Herbstkonferenz der bayerischen Sportämter diskutiert Klimawandel und Sportstätten-Management
Klaas BarthHerbstkonferenz der bayerischen Sportämter diskutiert Klimawandel und Sportstätten-Management
Arbeitsgemeinschaft Bayerischer Sportämter tagt in Aschaffenburg zu Herbstkonferenz
Vom 8. bis 9. Oktober traf sich die Arbeitsgemeinschaft Bayerischer Sportämter (ABS) zu ihrer Herbstkonferenz in Aschaffenburg. An der zweitägigen Veranstaltung nahmen Vertreter aus Kommunen und Landkreisen ganz Bayerns teil. Im Mittelpunkt standen Themen wie das Management von Sportstätten sowie Umweltfragen im Zusammenhang mit dem Klimawandel.

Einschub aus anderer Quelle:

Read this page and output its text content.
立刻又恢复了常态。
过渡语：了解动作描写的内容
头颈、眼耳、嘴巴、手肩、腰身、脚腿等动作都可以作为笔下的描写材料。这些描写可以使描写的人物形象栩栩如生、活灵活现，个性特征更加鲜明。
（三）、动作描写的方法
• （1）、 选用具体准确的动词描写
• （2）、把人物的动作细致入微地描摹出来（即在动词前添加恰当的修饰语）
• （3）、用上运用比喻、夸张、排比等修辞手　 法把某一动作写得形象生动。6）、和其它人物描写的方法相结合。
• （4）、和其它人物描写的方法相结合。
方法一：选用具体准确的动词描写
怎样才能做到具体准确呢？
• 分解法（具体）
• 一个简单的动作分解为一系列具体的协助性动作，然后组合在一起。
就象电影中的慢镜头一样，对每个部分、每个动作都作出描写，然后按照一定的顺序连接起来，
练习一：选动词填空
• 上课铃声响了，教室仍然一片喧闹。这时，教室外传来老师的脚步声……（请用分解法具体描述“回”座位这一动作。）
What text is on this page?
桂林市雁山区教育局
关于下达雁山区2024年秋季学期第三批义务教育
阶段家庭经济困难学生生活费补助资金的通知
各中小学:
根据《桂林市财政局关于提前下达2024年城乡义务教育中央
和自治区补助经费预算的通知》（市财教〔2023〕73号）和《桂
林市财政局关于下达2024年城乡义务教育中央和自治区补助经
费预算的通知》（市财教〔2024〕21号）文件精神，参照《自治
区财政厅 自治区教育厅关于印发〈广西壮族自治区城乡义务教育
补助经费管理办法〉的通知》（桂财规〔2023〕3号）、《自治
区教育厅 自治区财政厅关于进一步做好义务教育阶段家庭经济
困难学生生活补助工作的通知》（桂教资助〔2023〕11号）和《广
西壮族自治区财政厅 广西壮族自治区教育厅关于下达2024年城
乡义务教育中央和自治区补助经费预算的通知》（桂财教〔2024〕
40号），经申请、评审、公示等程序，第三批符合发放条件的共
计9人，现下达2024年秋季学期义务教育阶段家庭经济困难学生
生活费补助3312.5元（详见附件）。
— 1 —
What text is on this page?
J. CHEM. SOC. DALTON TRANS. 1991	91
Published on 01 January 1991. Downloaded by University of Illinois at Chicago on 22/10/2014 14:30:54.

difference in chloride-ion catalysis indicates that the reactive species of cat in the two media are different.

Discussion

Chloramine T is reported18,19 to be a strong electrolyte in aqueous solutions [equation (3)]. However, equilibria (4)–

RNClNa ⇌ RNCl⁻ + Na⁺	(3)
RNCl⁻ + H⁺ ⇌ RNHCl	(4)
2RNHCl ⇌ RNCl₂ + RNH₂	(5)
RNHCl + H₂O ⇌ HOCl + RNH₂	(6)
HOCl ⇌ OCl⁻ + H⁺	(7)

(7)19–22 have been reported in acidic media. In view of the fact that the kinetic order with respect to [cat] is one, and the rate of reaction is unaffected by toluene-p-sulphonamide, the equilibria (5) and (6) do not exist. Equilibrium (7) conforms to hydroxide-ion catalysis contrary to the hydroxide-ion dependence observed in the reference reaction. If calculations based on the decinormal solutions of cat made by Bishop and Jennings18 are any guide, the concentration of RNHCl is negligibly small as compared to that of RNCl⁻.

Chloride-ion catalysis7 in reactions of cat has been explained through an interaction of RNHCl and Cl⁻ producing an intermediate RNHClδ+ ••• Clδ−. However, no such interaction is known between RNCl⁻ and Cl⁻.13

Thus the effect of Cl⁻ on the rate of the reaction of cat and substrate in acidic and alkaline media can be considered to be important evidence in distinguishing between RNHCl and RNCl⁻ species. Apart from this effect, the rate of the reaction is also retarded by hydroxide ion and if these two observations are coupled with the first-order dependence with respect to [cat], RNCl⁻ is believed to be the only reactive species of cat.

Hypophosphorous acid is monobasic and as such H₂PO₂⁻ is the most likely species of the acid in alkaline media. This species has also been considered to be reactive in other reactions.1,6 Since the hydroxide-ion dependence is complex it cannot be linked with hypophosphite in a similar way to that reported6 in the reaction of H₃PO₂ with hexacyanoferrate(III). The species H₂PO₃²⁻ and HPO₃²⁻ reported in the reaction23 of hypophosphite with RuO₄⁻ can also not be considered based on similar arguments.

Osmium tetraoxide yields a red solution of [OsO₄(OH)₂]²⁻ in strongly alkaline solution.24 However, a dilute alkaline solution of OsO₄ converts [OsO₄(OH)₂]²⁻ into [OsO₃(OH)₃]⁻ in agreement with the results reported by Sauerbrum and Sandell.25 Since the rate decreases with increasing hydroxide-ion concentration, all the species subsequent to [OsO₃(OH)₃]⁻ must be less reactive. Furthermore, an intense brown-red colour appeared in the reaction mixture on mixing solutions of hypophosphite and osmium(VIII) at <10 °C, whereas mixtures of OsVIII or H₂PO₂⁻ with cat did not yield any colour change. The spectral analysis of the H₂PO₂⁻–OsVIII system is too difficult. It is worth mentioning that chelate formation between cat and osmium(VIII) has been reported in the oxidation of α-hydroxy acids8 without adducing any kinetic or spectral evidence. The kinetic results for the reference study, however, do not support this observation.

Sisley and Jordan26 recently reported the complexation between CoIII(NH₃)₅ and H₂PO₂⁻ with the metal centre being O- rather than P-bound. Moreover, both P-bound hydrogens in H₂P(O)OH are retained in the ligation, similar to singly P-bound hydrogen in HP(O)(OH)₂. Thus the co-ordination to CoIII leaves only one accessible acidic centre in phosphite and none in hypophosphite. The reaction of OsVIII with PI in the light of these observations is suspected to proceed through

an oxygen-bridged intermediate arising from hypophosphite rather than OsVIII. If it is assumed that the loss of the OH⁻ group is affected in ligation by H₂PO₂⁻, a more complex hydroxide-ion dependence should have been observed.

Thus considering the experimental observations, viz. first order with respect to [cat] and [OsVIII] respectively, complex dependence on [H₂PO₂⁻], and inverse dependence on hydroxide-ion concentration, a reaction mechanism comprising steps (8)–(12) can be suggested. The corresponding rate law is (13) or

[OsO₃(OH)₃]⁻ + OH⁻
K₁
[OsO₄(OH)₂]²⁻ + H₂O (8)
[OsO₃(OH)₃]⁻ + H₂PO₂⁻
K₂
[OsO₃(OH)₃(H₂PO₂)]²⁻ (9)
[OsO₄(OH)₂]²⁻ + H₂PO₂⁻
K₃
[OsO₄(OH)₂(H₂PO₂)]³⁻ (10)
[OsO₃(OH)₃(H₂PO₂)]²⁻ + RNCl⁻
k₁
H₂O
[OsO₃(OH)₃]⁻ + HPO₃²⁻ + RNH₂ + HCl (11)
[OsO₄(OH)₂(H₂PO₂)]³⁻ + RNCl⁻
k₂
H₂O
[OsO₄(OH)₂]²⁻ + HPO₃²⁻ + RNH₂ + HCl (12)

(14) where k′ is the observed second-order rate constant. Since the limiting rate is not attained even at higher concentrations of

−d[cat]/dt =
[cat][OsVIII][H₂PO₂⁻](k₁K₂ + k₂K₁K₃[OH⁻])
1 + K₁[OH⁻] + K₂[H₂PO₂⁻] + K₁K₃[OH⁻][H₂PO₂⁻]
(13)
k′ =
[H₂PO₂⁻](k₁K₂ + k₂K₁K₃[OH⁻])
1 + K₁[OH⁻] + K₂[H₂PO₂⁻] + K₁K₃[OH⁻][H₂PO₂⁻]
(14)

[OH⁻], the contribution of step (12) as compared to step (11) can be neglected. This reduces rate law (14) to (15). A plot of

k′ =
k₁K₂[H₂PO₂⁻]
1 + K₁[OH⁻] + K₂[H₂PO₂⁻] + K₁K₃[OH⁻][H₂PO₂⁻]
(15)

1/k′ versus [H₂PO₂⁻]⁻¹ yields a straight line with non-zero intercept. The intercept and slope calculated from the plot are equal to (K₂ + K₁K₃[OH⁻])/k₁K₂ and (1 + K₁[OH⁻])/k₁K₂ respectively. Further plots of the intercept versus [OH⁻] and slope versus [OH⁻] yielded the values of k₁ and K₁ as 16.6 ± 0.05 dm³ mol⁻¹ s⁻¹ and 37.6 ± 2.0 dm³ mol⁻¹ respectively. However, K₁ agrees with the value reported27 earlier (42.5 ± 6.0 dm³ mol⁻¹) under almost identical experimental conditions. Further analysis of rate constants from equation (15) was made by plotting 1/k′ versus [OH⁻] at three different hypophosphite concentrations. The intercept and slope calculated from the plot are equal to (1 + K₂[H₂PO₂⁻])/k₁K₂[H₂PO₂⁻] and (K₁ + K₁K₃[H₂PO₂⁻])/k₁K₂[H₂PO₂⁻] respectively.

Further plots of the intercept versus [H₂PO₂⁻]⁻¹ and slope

Die ABS wurde im April 1972 als freiwilliger Zusammenschluss öffentlicher Sportverwaltungen gegründet. Ihre Konferenzen finden zweimal jährlich statt und bieten Fachleuten eine Plattform, um gemeinsame Herausforderungen und Lösungsansätze zu diskutieren.
Auf der diesjährigen Agenda standen praxisnahe Themen: Die Teilnehmer befassten sich mit der Vergabe von Sporthallen und dem Tagesgeschäft der Sportämter. Zudem wurden die Kriterien für die Zuteilung von Sportanlagen an Vereine und Organisationen überprüft.
Ein zentraler Punkt der Diskussionen war der Klimawandel und die Nachhaltigkeit von Sportinfrastrukturen. Die Anwesenden loteten Möglichkeiten aus, wie Sportstätten umweltfreundlicher gestaltet und an neue Umweltvorschriften angepasst werden können.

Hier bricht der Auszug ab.